What information that has been disseminated thus far amounts to little more than a press release and a couple of tables of proposed rates and what the shift in tax burden will look like for a family of four. While there are certainly some elements about the tax proposal that can be commented upon, determining whether or not the proposal will reduce the tax burden sufficiently to benefit Hawaii’s economy is still premature. This is largely because there is a lack of specifics about the pyramiding solutions proposed by the Task Force and therefore the net effect of raising the general excise tax rate.

One aspect that certainly should concern Hawaii taxpayers is the estimated amount of tax relief the Task Force is proposing. Under the Task Force proposal, Hawaii residents are expected to receive a $100 million reduction in taxes in the first year rising to $300 million in the third year of the plan. While one shouldn’t look a gift horse in the mouth, one wonders whether or not this reduction is sufficient to effect the right-sizing of government that we all have come to acknowledge.

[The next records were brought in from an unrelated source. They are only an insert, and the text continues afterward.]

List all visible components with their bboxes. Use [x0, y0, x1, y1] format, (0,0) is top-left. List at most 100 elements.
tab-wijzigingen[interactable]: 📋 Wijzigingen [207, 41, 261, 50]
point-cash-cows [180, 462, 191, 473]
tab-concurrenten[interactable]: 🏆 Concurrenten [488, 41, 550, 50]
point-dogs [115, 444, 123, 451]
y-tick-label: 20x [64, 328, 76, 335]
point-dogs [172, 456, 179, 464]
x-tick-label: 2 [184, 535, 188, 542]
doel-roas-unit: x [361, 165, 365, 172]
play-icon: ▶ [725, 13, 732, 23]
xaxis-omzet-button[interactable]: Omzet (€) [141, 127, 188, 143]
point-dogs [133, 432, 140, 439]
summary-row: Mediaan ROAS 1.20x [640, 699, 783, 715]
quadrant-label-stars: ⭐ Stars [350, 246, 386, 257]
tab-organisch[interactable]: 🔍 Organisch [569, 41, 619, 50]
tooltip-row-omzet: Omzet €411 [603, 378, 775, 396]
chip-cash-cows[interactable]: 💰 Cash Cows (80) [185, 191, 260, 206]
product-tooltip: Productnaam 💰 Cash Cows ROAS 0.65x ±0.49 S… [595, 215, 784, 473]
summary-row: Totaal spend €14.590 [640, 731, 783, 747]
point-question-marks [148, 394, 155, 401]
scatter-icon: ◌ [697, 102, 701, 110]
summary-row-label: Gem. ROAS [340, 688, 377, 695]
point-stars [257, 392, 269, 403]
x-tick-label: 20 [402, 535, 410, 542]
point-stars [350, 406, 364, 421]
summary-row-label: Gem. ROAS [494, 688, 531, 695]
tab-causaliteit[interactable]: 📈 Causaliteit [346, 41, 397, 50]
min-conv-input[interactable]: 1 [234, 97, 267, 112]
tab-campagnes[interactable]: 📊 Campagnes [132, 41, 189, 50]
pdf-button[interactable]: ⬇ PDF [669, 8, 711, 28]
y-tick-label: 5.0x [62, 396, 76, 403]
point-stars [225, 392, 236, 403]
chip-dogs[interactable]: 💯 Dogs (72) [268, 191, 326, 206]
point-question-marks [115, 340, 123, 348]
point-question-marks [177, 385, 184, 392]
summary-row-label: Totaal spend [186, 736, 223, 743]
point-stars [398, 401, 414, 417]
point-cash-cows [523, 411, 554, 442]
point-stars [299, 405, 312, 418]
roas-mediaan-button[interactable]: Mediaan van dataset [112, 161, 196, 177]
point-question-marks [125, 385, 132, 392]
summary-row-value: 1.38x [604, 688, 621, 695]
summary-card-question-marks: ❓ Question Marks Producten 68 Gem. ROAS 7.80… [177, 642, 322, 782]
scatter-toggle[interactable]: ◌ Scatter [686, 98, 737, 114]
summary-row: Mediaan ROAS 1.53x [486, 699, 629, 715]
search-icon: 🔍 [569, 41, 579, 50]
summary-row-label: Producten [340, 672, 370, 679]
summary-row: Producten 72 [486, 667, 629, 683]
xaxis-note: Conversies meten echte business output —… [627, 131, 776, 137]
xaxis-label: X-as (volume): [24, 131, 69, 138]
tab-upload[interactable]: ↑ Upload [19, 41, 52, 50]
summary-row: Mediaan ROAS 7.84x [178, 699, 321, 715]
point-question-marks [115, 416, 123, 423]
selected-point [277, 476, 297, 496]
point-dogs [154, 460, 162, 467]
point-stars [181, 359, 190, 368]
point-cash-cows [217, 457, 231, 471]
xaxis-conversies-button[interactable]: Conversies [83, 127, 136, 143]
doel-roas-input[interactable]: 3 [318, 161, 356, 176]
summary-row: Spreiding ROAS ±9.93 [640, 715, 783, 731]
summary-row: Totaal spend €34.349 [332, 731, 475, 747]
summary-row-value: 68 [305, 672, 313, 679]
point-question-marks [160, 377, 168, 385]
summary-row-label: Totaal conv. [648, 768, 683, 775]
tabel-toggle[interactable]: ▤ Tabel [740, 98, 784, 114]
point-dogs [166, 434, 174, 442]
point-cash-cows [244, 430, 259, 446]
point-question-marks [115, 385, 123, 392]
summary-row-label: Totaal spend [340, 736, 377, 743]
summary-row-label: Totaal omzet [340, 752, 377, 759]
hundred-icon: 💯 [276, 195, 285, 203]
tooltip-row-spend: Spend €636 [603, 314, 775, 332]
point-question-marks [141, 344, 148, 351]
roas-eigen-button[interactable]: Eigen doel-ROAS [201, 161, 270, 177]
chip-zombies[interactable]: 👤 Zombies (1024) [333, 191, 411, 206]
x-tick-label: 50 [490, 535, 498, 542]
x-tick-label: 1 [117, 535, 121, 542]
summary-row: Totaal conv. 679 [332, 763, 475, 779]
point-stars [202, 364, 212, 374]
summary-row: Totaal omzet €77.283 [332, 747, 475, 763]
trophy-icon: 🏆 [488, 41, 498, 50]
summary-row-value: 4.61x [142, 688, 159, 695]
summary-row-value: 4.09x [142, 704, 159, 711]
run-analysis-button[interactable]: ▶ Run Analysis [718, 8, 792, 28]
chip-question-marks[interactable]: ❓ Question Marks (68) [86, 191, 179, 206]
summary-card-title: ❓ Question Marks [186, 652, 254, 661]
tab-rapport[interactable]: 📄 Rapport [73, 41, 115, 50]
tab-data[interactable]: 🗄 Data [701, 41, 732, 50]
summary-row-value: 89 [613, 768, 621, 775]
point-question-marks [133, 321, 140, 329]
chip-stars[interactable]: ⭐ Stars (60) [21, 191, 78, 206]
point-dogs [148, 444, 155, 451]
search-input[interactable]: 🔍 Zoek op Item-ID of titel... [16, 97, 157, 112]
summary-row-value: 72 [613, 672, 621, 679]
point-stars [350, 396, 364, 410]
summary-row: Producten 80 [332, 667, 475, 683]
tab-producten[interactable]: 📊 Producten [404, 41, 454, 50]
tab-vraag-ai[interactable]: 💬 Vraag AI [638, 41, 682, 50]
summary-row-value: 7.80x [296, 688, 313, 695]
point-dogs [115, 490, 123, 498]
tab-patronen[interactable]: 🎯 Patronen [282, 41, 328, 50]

A few weeks back, we looked at what government spending represented as a slice of the economic pie called Gross State Product. At that time we learned that state government spending has been out distancing the average slice state spending represented of GSP for the last 20 years by nearly three percentage points or about $1 billion over and beyond that average. Thus, a $100 million tax cut and therefore concurrently, a $100 million cut in state spending falls significantly short of where state government should be. That being the case, then the Task Force recommendations fail to address the very issue of what ails our state economy – an over-sized government that the people of Hawaii are unable to afford.

Some proponents argue that “something” is better than “nothing.” Well, “something” that only applies a “band-aid” to a cancer is not going to cure the patient. Other proponents argue that this is a “window of opportunity” after years of nothing being done. Well, yes, this is a window of opportunity for taxpayers to demand that lawmakers reduce the heavy burden of taxes, but if it means falling from fourth highest to seventh highest in per capita tax burden, that is an opportunity to be missed.

Was the compromising so great among those on the task force that they lost sight of the fact that state government has been living off the backs of taxpayers much too long and that it has broken the backbone of the economy? And despite some of the charges that have been levied thus far, there is not a person who does not want our state’s economy to get going again for we are all hurting.

The problem is that settling for a mere $100 million tax cut which involves raising the general excise tax to reach that goal is an insult to residents, especially the working middle class and the poor. For it is those categories of taxpayers that the plan seems to overlook. For example, the net income tax cuts – while lowering rates – continue to impose the maximum tax rate at very low income levels such that the mechanic is paying the same tax rate as the head of a multi-million dollar corporation.

On the general excise tax side, while the pyramiding of the tax is somehow addressed, it appears that the higher rate of 5.35% merely pushes the cost forward to the final consumer such that the net effect is that the actual amount spent by that consumer would be about the same, leaving the cost of living still quite high.

In fact, it is interesting to note that while the Task Force had the benefit of public input through five working groups that involved more than 150 people, it seemed to have ignored the fact that three out of the five working groups recommended that state government be down-sized. There is no doubt in any taxpayer’s mind that the size of government is at the very heart of why it is so costly to live in Hawaii.

Finally, what is most disturbing is the way the proposal is being sold. There appears very little room for debate let alone dissent! It is a take it or leave it deal even though various parts of the tax proposal beg for improvement.

As long as the details are not released, the proposal will continue to elicit doubts and cynicism.